O câncer de mama é o tipo de câncer que mais mata mulheres no Brasil. Segundo dados do Instituto Nacional de Câncer (INCA), 73 mil é o número de novos caso de câncer de mama para o triênio de 2023-2025 no Brasil.
Estimular as mulheres à prática contínua do exame precoce é um desafio constante dos profissionais de saúde
Atuo há 23 anos com foco na saúde da mulher, enfrentei desafios relacionados ao ceticismo do exame e até mesmo lidei com a situação de muitas mulheres terem medo de fazer mamografia. Mas quero afirmar às mulheres que a mamografia é capaz de salvar vidas!
Felizmente, a carreta da mamografia permanece até os dias de hoje, rodando o estado de São Paulo. O projeto permite trabalharmos com escuta ativa com as pacientes, tiramos dúvidas e buscando aliviar a dor, o medo e a insegurança.
Neste ano de 2024, já percorremos 34 municípios, realizando 15 933 mamografias, encaminhamos 1 193 pacientes para ultrassonografia e encaminhamos 186 mulheres para consulta com mastologista
A carreta da mamografia é uma das estratégias em saúde pública para alcançar pequenas cidades cuja demanda por este exame é grande.
Nos hospitais e ambulatórios públicos temos mamógrafos disponíveis para atender a população. Toda mulher que recebe um diagnóstico positivo para a doença recebe o tratamento de forma rápida e acolhedora.
Quando falamos em câncer de mama, o fator genético está relacionado a menos de 10% dos casos diagnosticados.
Boas práticas como alimentação saudável, exercícios físicos, hidratação e manter controlada as emoções podem ajudar no não-desenvolvimento do câncer de mama e outras doenças.

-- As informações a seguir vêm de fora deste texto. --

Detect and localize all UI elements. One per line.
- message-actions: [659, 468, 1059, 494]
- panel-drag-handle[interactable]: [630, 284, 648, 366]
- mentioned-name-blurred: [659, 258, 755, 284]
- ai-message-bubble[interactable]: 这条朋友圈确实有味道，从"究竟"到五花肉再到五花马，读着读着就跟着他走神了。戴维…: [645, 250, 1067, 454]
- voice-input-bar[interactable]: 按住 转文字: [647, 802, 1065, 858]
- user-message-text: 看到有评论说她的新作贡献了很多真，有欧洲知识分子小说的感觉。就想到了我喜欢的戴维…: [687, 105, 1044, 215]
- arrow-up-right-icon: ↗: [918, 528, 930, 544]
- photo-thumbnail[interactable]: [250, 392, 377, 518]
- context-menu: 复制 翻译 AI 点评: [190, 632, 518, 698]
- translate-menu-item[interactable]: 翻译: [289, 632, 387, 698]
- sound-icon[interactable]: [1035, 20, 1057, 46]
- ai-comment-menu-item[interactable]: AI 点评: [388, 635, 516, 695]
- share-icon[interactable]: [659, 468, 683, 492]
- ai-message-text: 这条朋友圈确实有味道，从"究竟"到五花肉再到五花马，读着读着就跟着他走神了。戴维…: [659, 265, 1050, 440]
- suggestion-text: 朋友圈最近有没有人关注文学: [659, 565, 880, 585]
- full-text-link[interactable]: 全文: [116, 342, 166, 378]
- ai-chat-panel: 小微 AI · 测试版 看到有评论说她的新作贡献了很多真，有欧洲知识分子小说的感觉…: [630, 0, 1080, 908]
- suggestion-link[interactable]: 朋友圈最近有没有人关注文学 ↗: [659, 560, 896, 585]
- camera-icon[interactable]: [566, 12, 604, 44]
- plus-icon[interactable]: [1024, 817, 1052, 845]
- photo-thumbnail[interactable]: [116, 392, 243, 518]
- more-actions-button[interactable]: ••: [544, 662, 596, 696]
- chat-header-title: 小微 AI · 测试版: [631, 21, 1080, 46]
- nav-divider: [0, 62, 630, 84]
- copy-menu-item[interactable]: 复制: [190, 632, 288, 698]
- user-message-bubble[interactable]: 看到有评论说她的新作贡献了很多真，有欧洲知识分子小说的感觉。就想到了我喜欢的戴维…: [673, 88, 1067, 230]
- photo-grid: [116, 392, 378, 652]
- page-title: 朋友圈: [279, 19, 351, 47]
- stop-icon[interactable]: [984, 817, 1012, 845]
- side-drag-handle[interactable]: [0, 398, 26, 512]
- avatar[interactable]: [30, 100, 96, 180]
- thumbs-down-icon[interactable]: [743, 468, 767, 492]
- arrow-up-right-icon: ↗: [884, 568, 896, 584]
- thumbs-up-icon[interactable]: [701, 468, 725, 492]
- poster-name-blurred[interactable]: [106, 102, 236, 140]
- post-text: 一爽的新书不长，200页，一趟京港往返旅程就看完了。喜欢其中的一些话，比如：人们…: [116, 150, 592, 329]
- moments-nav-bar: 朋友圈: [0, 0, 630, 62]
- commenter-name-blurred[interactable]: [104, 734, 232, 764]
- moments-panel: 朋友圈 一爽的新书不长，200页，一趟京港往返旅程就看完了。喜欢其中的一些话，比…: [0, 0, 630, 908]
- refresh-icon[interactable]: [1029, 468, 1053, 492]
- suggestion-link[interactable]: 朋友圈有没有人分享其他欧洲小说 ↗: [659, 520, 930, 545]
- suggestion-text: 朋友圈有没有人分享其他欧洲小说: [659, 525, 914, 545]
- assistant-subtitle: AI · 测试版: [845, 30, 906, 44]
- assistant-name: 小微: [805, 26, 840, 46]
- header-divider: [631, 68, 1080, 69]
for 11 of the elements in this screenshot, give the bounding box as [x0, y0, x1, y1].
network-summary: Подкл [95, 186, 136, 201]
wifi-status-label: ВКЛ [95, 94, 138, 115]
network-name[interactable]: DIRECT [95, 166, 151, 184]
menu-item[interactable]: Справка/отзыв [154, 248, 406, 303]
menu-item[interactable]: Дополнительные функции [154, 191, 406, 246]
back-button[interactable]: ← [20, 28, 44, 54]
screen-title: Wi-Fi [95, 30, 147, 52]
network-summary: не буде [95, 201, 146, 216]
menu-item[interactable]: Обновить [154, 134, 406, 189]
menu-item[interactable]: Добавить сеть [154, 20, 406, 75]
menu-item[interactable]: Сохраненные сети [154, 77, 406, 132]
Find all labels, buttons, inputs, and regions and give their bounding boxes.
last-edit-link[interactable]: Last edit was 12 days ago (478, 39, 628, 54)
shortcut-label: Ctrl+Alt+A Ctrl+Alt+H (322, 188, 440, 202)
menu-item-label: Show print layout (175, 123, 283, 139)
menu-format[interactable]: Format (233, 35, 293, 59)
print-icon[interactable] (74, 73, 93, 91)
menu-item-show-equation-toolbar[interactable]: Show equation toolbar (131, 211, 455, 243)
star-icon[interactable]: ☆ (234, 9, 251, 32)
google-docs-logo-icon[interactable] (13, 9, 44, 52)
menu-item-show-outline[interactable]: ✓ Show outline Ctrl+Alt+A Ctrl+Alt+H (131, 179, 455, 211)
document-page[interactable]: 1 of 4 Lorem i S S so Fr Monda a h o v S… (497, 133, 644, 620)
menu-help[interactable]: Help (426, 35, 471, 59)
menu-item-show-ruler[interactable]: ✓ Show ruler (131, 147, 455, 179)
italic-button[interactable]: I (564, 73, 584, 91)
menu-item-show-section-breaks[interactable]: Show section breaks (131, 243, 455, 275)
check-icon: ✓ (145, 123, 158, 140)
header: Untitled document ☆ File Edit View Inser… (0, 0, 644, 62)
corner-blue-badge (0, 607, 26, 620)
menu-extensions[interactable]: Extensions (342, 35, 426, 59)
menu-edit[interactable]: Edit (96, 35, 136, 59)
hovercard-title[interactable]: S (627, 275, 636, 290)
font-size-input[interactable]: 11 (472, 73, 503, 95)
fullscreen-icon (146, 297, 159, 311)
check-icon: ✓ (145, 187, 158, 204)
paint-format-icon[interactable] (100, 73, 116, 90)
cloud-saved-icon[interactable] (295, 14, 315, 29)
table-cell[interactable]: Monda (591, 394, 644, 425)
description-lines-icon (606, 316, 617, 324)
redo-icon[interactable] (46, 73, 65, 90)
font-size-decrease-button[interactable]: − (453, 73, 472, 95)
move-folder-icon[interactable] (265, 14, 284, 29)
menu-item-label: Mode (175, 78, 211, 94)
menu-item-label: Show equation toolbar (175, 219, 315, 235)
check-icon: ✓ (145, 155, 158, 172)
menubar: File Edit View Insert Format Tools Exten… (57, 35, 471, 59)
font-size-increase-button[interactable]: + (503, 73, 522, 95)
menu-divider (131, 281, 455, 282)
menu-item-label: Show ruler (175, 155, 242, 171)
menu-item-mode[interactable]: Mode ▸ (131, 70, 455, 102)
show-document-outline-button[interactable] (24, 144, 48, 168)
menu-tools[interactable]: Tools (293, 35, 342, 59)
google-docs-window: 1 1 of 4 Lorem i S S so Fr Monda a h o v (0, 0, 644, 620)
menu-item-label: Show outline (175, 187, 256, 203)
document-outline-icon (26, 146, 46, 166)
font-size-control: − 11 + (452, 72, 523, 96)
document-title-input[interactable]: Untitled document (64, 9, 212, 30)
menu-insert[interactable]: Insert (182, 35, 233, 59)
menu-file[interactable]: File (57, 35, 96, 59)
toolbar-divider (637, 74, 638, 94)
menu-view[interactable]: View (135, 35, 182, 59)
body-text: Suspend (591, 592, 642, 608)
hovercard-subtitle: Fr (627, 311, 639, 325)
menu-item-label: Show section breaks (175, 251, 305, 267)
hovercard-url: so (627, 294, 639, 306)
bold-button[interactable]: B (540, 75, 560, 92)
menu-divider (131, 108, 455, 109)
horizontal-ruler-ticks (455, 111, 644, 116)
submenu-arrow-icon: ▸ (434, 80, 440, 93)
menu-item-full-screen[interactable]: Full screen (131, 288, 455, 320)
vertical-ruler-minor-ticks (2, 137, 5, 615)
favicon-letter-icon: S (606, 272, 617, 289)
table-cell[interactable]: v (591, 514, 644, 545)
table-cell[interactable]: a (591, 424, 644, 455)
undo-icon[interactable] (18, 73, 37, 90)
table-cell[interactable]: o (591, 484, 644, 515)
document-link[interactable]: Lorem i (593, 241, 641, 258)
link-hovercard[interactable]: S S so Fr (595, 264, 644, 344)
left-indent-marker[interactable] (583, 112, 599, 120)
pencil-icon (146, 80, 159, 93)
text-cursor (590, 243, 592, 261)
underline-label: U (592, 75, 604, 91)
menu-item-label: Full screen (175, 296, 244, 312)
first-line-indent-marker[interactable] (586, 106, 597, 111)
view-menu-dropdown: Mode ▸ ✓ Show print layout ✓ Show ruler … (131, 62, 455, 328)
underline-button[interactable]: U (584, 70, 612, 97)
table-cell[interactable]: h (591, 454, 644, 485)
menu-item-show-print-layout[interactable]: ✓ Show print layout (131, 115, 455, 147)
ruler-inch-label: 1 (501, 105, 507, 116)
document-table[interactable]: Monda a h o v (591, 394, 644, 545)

Hoje sonho com um futuro em que todas as mulheres tenham acesso a realização de exames para que as chances de cura sejam cada vez maiores. Que os exames cheguem aos lugares mais remotos – como as comunidades ribeirinhas, onde já tive a sorte de atuar
Assim como há 23 anos me comprometi a seguir esse caminho, todos os dias renovo os meus votos a dedicar meu tempo e paixão à saúde das mulheres.
Vivian Milani, 51, é médica radiologista com especialização em mama pelo Colégio Brasileiro de Radiologia e Diagnóstico por Imagem (CBR) e mestrado sobre a incidência do câncer de mama pela UNIFESP. Dedicada há duas décadas ao tema, atuou nas primeiras edições de carretas de mamografia. É preceptora na área da radiologia mamária para médicos residentes no Hospital do servidor público estadual – Iamspe, ministra aulas para médicos e técnicos na Fundação Instituto de Pesquisa e Estudo de Diagnóstico por Imagem (FIDI) e faz parte do Conselho Curador da FIDI.